The split is deliberate. The scoring of any AI agent (whether its predictions are calibrated, whether its timestamps are real, whether a different model would have done better) should be public infrastructure. Otherwise everyone running an AI agent is grading their own homework. The configuration of one specific agent is the proprietary thing on top.

How it works at a glance

Read, ground, score, decide.

Every ten minutes (or sooner on a graph surge), Trench reads twelve source types: wire news, native-language press, OSINT Telegram, Twitter, financial instruments, prediction-market order flow, smart-money positioning, USGS seismic, scheduled events. Items get tagged to entities through a deterministic alias resolver, written into a shared graph. Claude reads the digest plus live market prices, scores each tracked market, and recommends a direction + confidence + per-market probability. Multiple risk gates filter the candidates. The single highest-edge candidate that clears every gate gets traded. The position is monitored every thirty seconds; Claude reviews every exit. On close, a public post-mortem.
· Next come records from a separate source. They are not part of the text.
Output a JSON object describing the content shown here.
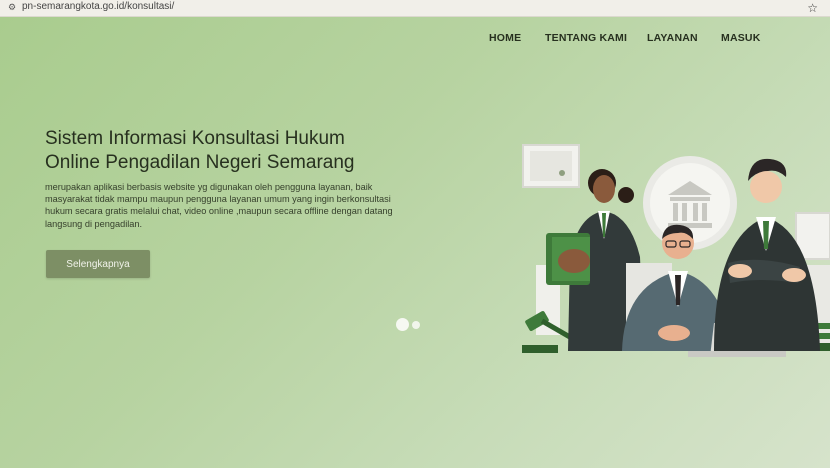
{
  "browser": {
    "url": "pn-semarangkota.go.id/konsultasi/",
    "site_icon": "tune-icon",
    "bookmark_icon": "star-icon"
  },
  "nav": {
    "items": [
      {
        "label": "HOME"
      },
      {
        "label": "TENTANG KAMI"
      },
      {
        "label": "LAYANAN"
      },
      {
        "label": "MASUK"
      }
    ]
  },
  "hero": {
    "title_line1": "Sistem Informasi Konsultasi Hukum",
    "title_line2": "Online Pengadilan Negeri Semarang",
    "description": "merupakan aplikasi berbasis website yg digunakan oleh pengguna layanan, baik masyarakat tidak mampu maupun pengguna layanan umum yang ingin berkonsultasi hukum secara gratis melalui chat, video online ,maupun secara offline dengan datang langsung di pengadilan.",
    "cta_label": "Selengkapnya",
    "slide_count": 2,
    "active_slide": 1
  },
  "colors": {
    "background": "#b9d4a6",
    "button": "#7d8f65",
    "text_dark": "#27301f",
    "suit_dark": "#2e3534",
    "accent_green": "#3e7a3a"
  }
}
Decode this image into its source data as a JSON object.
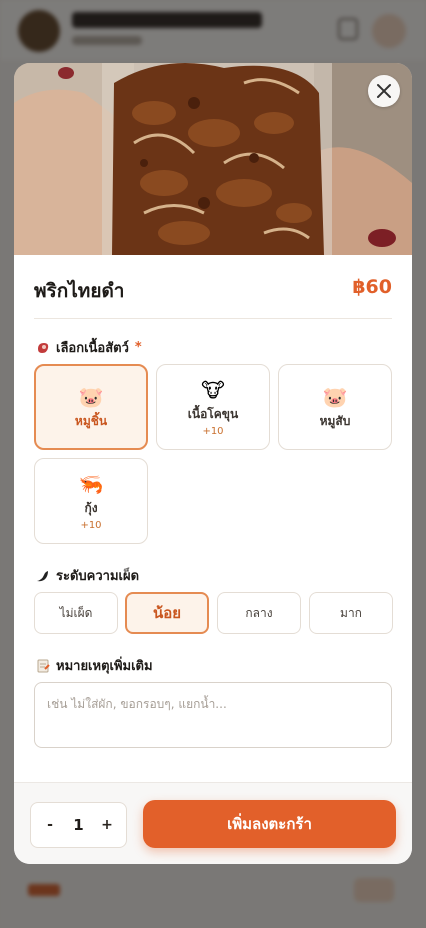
{
  "item": {
    "name": "พริกไทยดำ",
    "price": "฿60"
  },
  "meat_section": {
    "title": "เลือกเนื้อสัตว์",
    "required_mark": "*",
    "options": [
      {
        "emoji": "🐷",
        "label": "หมูชิ้น",
        "extra": "",
        "selected": true
      },
      {
        "emoji": "🐮",
        "label": "เนื้อโคขุน",
        "extra": "+10",
        "selected": false
      },
      {
        "emoji": "🐷",
        "label": "หมูสับ",
        "extra": "",
        "selected": false
      },
      {
        "emoji": "🦐",
        "label": "กุ้ง",
        "extra": "+10",
        "selected": false
      }
    ]
  },
  "spice_section": {
    "title": "ระดับความเผ็ด",
    "options": [
      {
        "label": "ไม่เผ็ด",
        "selected": false
      },
      {
        "label": "น้อย",
        "selected": true
      },
      {
        "label": "กลาง",
        "selected": false
      },
      {
        "label": "มาก",
        "selected": false
      }
    ]
  },
  "note_section": {
    "title": "หมายเหตุเพิ่มเติม",
    "placeholder": "เช่น ไม่ใส่ผัก, ขอกรอบๆ, แยกน้ำ...",
    "value": ""
  },
  "footer": {
    "minus": "-",
    "quantity": "1",
    "plus": "+",
    "add_to_cart": "เพิ่มลงตะกร้า"
  },
  "colors": {
    "accent": "#e2602a",
    "selected_border": "#e58b52",
    "selected_bg": "#fdf3ea"
  },
  "icons": {
    "close": "close-icon",
    "meat": "meat-icon",
    "spice": "chili-icon",
    "note": "note-icon"
  }
}
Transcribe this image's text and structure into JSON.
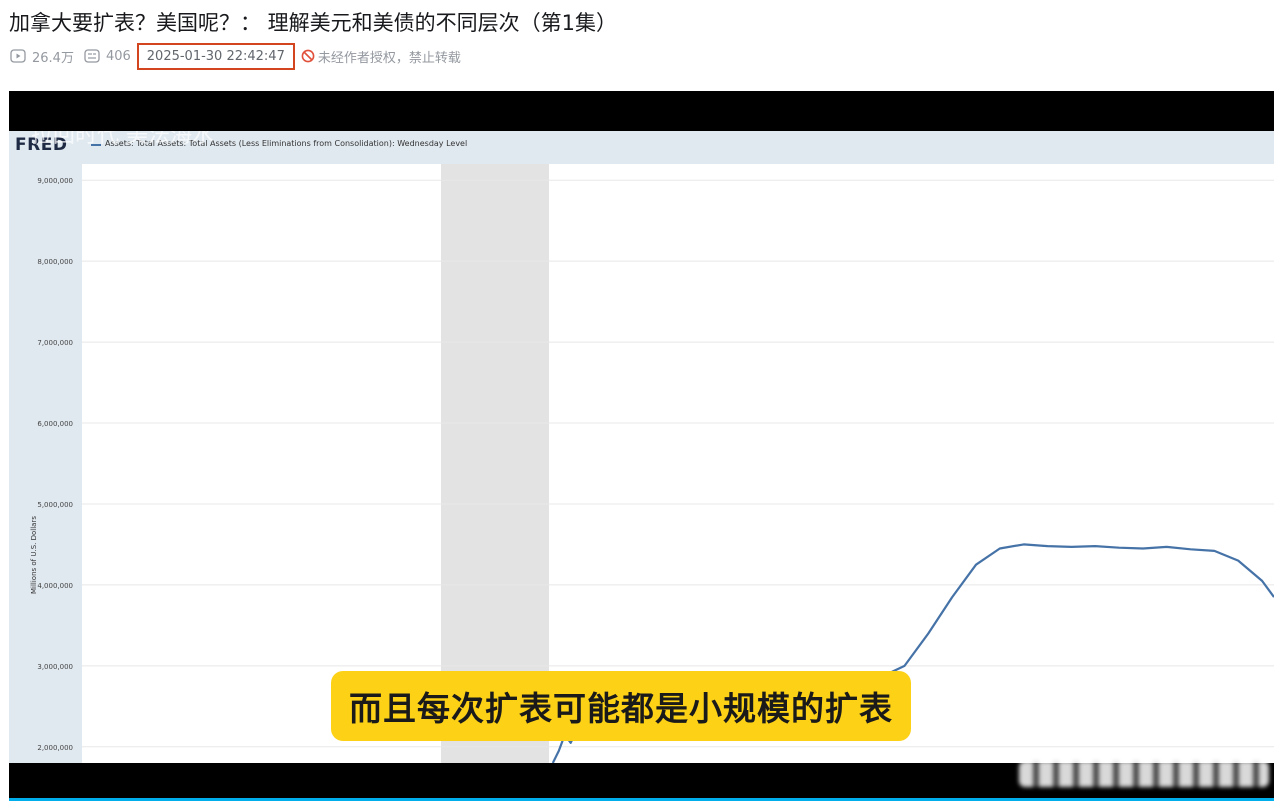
{
  "title": "加拿大要扩表？美国呢？：  理解美元和美债的不同层次（第1集）",
  "meta": {
    "views": "26.4万",
    "danmaku": "406",
    "datetime": "2025-01-30 22:42:47",
    "notice": "未经作者授权，禁止转载"
  },
  "video": {
    "watermark": "拉回时代   美法海水",
    "fred_logo": "FRED",
    "legend": "Assets: Total Assets: Total Assets (Less Eliminations from Consolidation): Wednesday Level",
    "ylabel": "Millions of U.S. Dollars",
    "subtitle": "而且每次扩表可能都是小规模的扩表",
    "accent": "#fcd116",
    "progress_color": "#00aeec"
  },
  "chart_data": {
    "type": "line",
    "title": "",
    "ylabel": "Millions of U.S. Dollars",
    "ylim": [
      1800000,
      9200000
    ],
    "yticks": [
      "9,000,000",
      "8,000,000",
      "7,000,000",
      "6,000,000",
      "5,000,000",
      "4,000,000",
      "3,000,000",
      "2,000,000"
    ],
    "ytick_values": [
      9000000,
      8000000,
      7000000,
      6000000,
      5000000,
      4000000,
      3000000,
      2000000
    ],
    "recession_shading": true,
    "series": [
      {
        "name": "",
        "color": "#4572a7",
        "x": [
          0.395,
          0.4,
          0.405,
          0.41,
          0.415,
          0.42,
          0.425,
          0.43,
          0.435,
          0.44,
          0.45,
          0.47,
          0.49,
          0.51,
          0.53,
          0.55,
          0.57,
          0.59,
          0.61,
          0.63,
          0.65,
          0.67,
          0.69,
          0.71,
          0.73,
          0.75,
          0.77,
          0.79,
          0.81,
          0.83,
          0.85,
          0.87,
          0.89,
          0.91,
          0.93,
          0.95,
          0.97,
          0.99,
          1.0
        ],
        "values": [
          1800000,
          1950000,
          2150000,
          2050000,
          2200000,
          2100000,
          2250000,
          2350000,
          2400000,
          2500000,
          2600000,
          2700000,
          2750000,
          2780000,
          2800000,
          2820000,
          2850000,
          2870000,
          2900000,
          2850000,
          2880000,
          2860000,
          3000000,
          3400000,
          3850000,
          4250000,
          4450000,
          4500000,
          4480000,
          4470000,
          4480000,
          4460000,
          4450000,
          4470000,
          4440000,
          4420000,
          4300000,
          4050000,
          3850000
        ]
      }
    ]
  }
}
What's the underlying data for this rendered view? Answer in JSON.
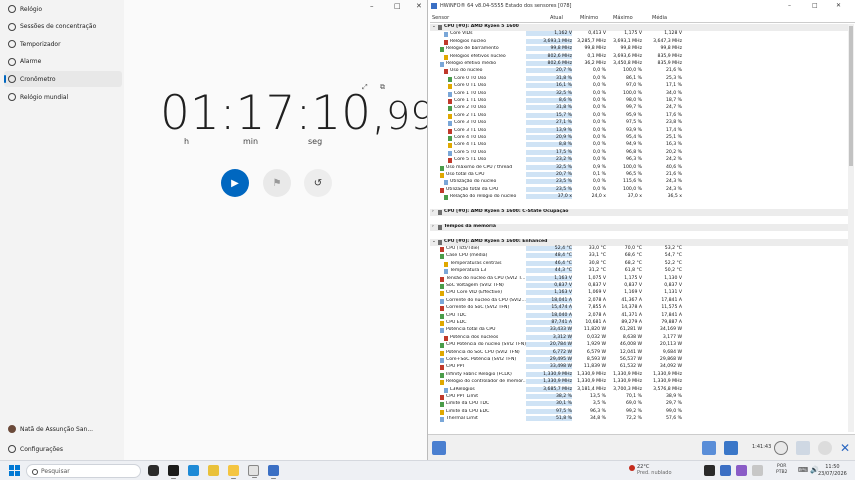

Four paper-trading variants run in parallel. Same intelligence, different decision policies. Three were chosen as policy hypotheses; the fourth, TrenchV2, was selected from the data itself after a 3,600-cell walk-forward sweep. Live leaderboard. Full methodology for every step.

Status

Paper-trading. Real-money paused.

Trench is currently paper-trading. Real-money trading was paused on 2026-05-06. The post-mortem lives on the historical real-money page. The paper tournament continues at /dashboard, running the same intelligence pipeline under four different decision policies. Real-money operation will resume when the paper tape shows measured edge over a meaningful sample size.

Trench is paper-trading. All signals are real, all positions are simulated, all P&L is hypothetical. Real-money operation is gated on measured edge over a meaningful sample size.
Not financial advice. Prediction-market trading involves significant risk of loss. Past performance does not guarantee future results.